WASHINGTON – The percentage of obese people has risen in every state but Oregon, with Maine having one of the fastest-growing rates in the nation from 2002 to 2004.
Those are the findings released Tuesday by an advocacy group that called on the government and private sector to get involved in Americans’ battle with expanding waistlines.
The Trust for America’s Health took data from the Centers for Disease Control and Prevention to show that the percentage of obese adults for 2002-04 stood at 22.7 percent nationally. The percentage for the previous cycle, 2001-03, was 22 percent.
The state with the largest obesity growth was Alabama with a rate that increased 1.5 percentage points, double the 0.7 national average. Florida and North Dakota’s rates grew by 1.4 percentage points. Tennessee’s and Maine’s obesity rates grew by 1.3 percentage points.
Oregon was the only state that had no increase in its obesity rate, the report said.
An official with the Trust for America’s Health said the United States is stuck in a “debate limbo” about how the government should confront obesity. She used the report to call for more government action on several fronts, such as ensuring that land use plans promote physical activity; that school lunch programs serve healthier meals; and that Medicaid recipients get access to subsidized fitness programs, such as aerobics classes at the local YMCA.
“We have a crisis of poor nutrition and physical inactivity in the U.S., and it’s time we dealt with it,” said Shelley A. Hearne, executive director of the organization.
Radley Balko, a policy analyst at the Cato Institute, said he is wary of the call for more government action on obesity. The institute is a think tank that prefers free-market approaches to problems.
“I think obesity is a very personal issue. What you eat and how often you exercise, if that comes within the government’s purview, it’s difficult to think of what’s left that isn’t,” Balko said.
Maine’s top doctor, Dora Mills of the Bureau of Health, said Tuesday that she was not surprised with the data that showed Maine’s obesity growth was among the highest nationally. The problem of being overweight and obese is an epidemic “that continues. Basically two-thirds of all adults are overweight or obese,” Mills said.
The epidemic is most alarming with youth, Mills said, adding that one-third of Maine children entering kindergarten are overweight or obese. “If many interventions are not implemented, the vast majority of these will become obese adults,” she said. “The net effect is this generation will be the first in America to not live as long as their parents.”
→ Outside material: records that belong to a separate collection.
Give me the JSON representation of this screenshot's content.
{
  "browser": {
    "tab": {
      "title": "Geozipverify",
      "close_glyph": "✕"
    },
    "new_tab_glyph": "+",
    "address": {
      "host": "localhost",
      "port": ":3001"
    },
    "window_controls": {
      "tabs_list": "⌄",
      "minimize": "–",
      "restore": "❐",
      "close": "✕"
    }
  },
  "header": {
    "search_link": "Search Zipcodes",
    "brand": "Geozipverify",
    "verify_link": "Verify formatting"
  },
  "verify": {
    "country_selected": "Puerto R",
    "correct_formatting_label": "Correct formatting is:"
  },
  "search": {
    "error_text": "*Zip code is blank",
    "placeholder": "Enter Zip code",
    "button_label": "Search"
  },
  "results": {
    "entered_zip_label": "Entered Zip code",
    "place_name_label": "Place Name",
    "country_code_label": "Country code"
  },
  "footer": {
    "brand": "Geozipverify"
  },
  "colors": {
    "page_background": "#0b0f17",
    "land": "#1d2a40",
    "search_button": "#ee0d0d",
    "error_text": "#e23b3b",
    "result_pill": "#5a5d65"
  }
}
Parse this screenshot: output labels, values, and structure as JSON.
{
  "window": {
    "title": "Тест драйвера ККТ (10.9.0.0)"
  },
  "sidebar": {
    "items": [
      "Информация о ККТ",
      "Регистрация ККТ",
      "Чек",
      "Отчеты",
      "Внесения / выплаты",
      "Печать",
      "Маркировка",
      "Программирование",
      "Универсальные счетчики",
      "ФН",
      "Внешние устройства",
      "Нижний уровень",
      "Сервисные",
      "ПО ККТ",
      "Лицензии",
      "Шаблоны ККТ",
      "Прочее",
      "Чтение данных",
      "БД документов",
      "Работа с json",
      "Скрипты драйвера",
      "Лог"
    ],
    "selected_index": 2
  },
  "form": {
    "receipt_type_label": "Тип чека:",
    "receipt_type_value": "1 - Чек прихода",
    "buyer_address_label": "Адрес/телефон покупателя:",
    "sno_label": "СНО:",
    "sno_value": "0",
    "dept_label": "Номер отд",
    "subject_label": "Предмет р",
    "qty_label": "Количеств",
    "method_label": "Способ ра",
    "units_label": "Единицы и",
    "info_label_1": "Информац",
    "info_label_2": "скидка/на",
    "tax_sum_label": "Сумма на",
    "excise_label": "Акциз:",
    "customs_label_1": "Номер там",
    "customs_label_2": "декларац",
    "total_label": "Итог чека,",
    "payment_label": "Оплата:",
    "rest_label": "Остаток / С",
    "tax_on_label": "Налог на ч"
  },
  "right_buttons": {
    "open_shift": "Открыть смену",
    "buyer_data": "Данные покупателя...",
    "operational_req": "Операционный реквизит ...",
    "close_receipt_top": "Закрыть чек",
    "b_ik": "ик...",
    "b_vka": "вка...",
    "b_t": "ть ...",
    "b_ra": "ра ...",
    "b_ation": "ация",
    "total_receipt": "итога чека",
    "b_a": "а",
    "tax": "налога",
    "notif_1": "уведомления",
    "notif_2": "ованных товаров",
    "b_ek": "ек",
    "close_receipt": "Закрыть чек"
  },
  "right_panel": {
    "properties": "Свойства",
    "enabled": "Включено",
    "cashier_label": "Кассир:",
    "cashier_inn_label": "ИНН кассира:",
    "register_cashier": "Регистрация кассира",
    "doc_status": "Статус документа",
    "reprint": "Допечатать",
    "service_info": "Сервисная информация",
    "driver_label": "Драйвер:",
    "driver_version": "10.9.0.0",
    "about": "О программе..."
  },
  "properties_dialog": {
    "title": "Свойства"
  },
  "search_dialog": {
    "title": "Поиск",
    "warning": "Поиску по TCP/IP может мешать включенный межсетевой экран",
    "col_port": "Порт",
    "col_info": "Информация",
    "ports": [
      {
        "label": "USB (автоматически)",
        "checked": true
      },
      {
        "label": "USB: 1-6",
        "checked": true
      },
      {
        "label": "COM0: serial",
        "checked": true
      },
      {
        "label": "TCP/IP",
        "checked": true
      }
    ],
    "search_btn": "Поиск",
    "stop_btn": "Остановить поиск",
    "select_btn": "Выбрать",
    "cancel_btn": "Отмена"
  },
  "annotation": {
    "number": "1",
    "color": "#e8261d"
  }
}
Mills said that changes need to happen on all fronts: government, communities, schools, parents, the food and beverage industries, “even town planners. Our towns are built for driving a car, not walking. People need access to walkable communities.”
In addition to walkable communities, people also need access to healthy food, Mills said, saying much of the problem is that unhealthy food is cheaper. For example, it’s terrific that fast-food restaurants are selling salads, she said, but the salads cost about $4. “You can get a hamburger for $1,” Mills said. “If you’re hungry, are you going to buy four hamburgers or one salad?”
Maine is giving tobacco-settlement money to programs that encourage people to eat healthier and exercise more, Mills said.
According to the national data, the states with the highest percentage of obese adults are Mississippi, Alabama, West Virginia, Louisiana and Tennessee. In Maine 21.3 percent of the population is obese. The states with the lowest percentage of obese adults are Colorado, Massachusetts, Rhode Island, Connecticut, Vermont and Montana. Hawaii was not included in the report.